Скуратов решительно поднимается. Подходя к вешалке, говорит:
- Антракт закончен. Нина Михайловна, пройдите еще раз Чайковского. Зингершуле под вашу ответственность. Главное - вера! Несокрушимая. Вера старца Симеона. Я отлучаюсь на час. Если появится Мика, скажете, что поехал к нему.
- Мокей Авдеевич не появится, - объявляет Ниночка, выждав, когда Скуратов отойдет на приличное расстояние. Ее личико непроницаемо - тем поразительнее то, что она сказала.
- Как это не появится? - спрашивает Оля. - Почему?
- Потому, - отвечает Ниночка и томно возводит глаза.
- Опять что-нибудь случилось? - допытывается Оля.
- Мокей Авдеевич сделал мне предложение.
- Че-го? - спрашивает Оля, пугаясь собственного грубого голоса.
- Мокей Авдеевич сделал мне предложение, - повторяет Ниночка и, отчуждая взгляд от непонятливой Оли, напоминает: «В крови горит огонь желанья...»
Оля переламывается пополам и от смеха начинает трястись.

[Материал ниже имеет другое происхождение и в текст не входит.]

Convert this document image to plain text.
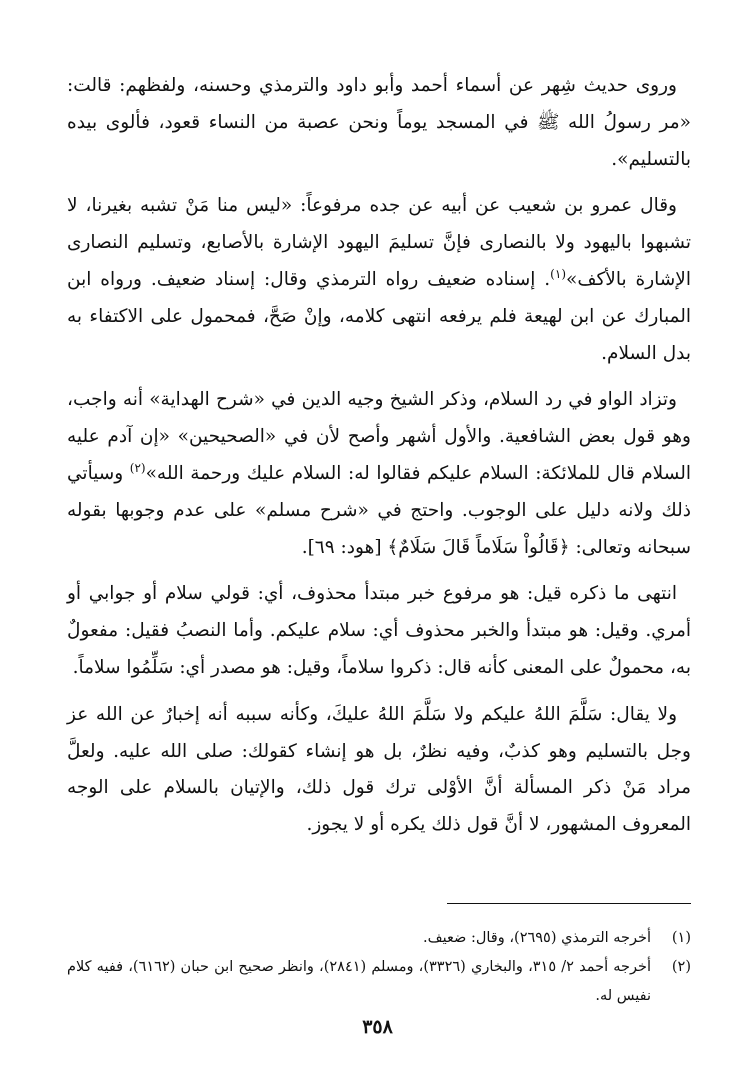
وروى حديث شِهر عن أسماء أحمد وأبو داود والترمذي وحسنه، ولفظهم: قالت: «مر رسولُ الله ﷺ في المسجد يوماً ونحن عصبة من النساء قعود، فألوى بيده بالتسليم».

وقال عمرو بن شعيب عن أبيه عن جده مرفوعاً: «ليس منا مَنْ تشبه بغيرنا، لا تشبهوا باليهود ولا بالنصارى فإنَّ تسليمَ اليهود الإشارة بالأصابع، وتسليم النصارى الإشارة بالأكف»$^{(١)}$. إسناده ضعيف رواه الترمذي وقال: إسناد ضعيف. ورواه ابن المبارك عن ابن لهيعة فلم يرفعه انتهى كلامه، وإنْ صَحَّ، فمحمول على الاكتفاء به بدل السلام.

وتزاد الواو في رد السلام، وذكر الشيخ وجيه الدين في «شرح الهداية» أنه واجب، وهو قول بعض الشافعية. والأول أشهر وأصح لأن في «الصحيحين» «إن آدم عليه السلام قال للملائكة: السلام عليكم فقالوا له: السلام عليك ورحمة الله»$^{(٢)}$ وسيأتي ذلك ولانه دليل على الوجوب. واحتج في «شرح مسلم» على عدم وجوبها بقوله سبحانه وتعالى: ﴿قَالُواْ سَلَاماً قَالَ سَلَامٌ﴾ [هود: ٦٩].

انتهى ما ذكره قيل: هو مرفوع خبر مبتدأ محذوف، أي: قولي سلام أو جوابي أو أمري. وقيل: هو مبتدأ والخبر محذوف أي: سلام عليكم. وأما النصبُ فقيل: مفعولٌ به، محمولٌ على المعنى كأنه قال: ذكروا سلاماً، وقيل: هو مصدر أي: سَلِّمُوا سلاماً.

ولا يقال: سَلَّمَ اللهُ عليكم ولا سَلَّمَ اللهُ عليكَ، وكأنه سببه أنه إخبارٌ عن الله عز وجل بالتسليم وهو كذبٌ، وفيه نظرٌ، بل هو إنشاء كقولك: صلى الله عليه. ولعلَّ مراد مَنْ ذكر المسألة أنَّ الأوْلى ترك قول ذلك، والإتيان بالسلام على الوجه المعروف المشهور، لا أنَّ قول ذلك يكره أو لا يجوز.

(١)
أخرجه الترمذي (٢٦٩٥)، وقال: ضعيف.

(٢)
أخرجه أحمد ٢/ ٣١٥، والبخاري (٣٣٢٦)، ومسلم (٢٨٤١)، وانظر صحيح ابن حبان (٦١٦٢)، ففيه كلام نفيس له.

٣٥٨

Я тоже удивлена, но скорее собственной тупости, как человек, проглядевший что-то важное. Образ влюбленного Мокея Авдеевича не укладывается в голове. Он связан с музыкой, родниковой водой - чем угодно, только не с Ниночкой. Вспомнилось брошенное как-то Маэстро: «Если бы я был режиссером, клянусь, на роль идеальных влюбленных приглашал бы окончательных идиотов. Да-а! С ярко выраженными признаками отупения. Вы когда-нибудь наблюдали за парочкой, млеющей в метро, электричке? Зрелище поучительное. Ни проблеска мысли на лицах! Куда всё девается?.. Как ветром сдувает. Дебилизация полная. Можете считать меня мизантропом, но я утверждаю: лишь кретины, и только они, способны изображать настоящих влюбленных». Не-ет, такой образ не приложим к Мокею Авдеевичу.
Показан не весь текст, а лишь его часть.